Les psychanalystes savent bien, depuis Freud et sa Métapsycholologie que la mélancolie est issue d’un deuil impossible, d’une mort non symbolisée. Je crois que notre malheur postcolonial vient de ce que rien, aucune parole, aucun acte de poids, n’est venu symboliser les morts, les disparus, reconnaître les injustices, les insultes, le racisme, pour que le deuil puisse se faire et que l’histoire puisse passer, libérant le présent de la mauvaise conscience et de la mélancolie postcoloniale. Le Festival du film d’histoire de Pessac en a représenté les prémices, la veillée. Beaucoup de chemin reste à faire.

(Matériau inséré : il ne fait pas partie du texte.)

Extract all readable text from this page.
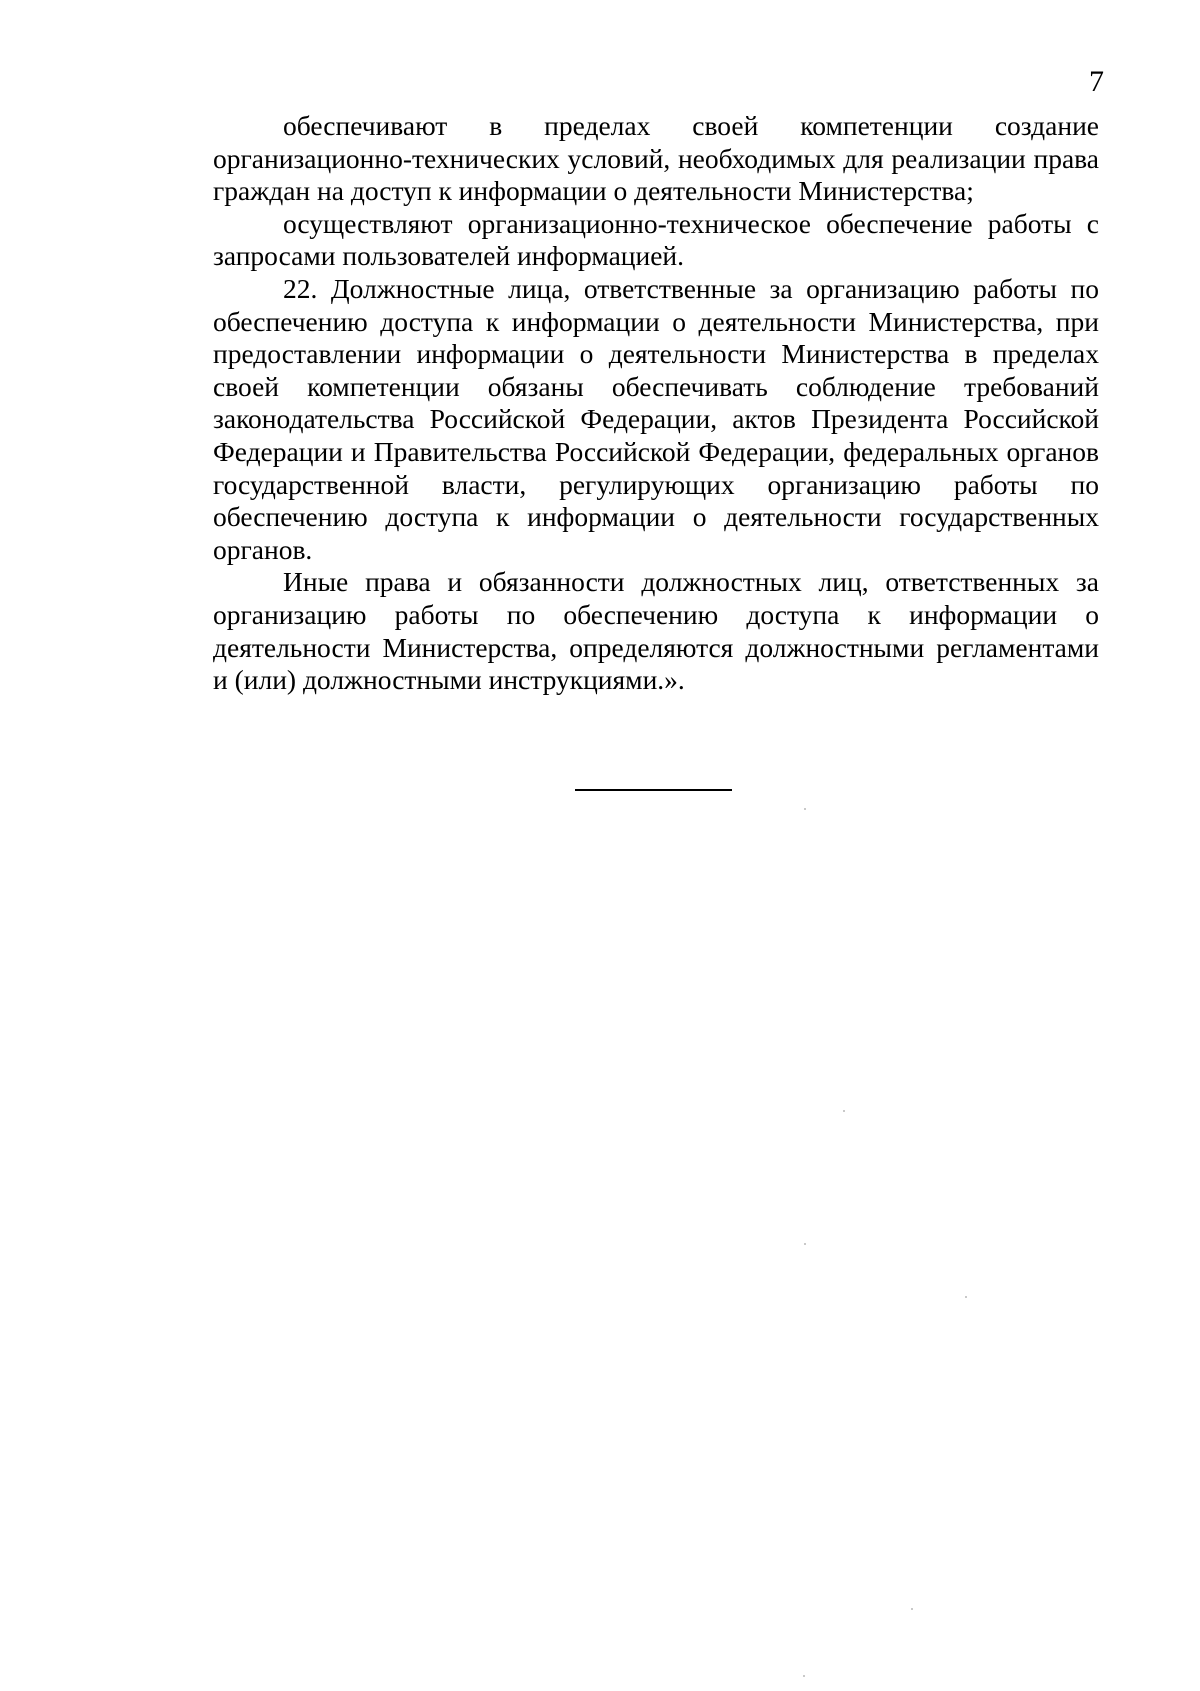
7

обеспечивают в пределах своей компетенции создание организационно-технических условий, необходимых для реализации права граждан на доступ к информации о деятельности Министерства;

осуществляют организационно-техническое обеспечение работы с запросами пользователей информацией.

22. Должностные лица, ответственные за организацию работы по обеспечению доступа к информации о деятельности Министерства, при предоставлении информации о деятельности Министерства в пределах своей компетенции обязаны обеспечивать соблюдение требований законодательства Российской Федерации, актов Президента Российской Федерации и Правительства Российской Федерации, федеральных органов государственной власти, регулирующих организацию работы по обеспечению доступа к информации о деятельности государственных органов.

Иные права и обязанности должностных лиц, ответственных за организацию работы по обеспечению доступа к информации о деятельности Министерства, определяются должностными регламентами и (или) должностными инструкциями.».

Depuis 2005, je suis inquiète et j’attends que les programmes de la gauche saisissent ces questions à bras le corps, en fassent une priorité. Quant à moi, je me dis qu’il faut au moins que j’apprenne l’arabe ou le wolof pour commencer à entendre quelque chose de l’autre et lui montrer que je suis prête à parler avec lui.

Dominique Chancé, MCF en littérature, Bordeaux.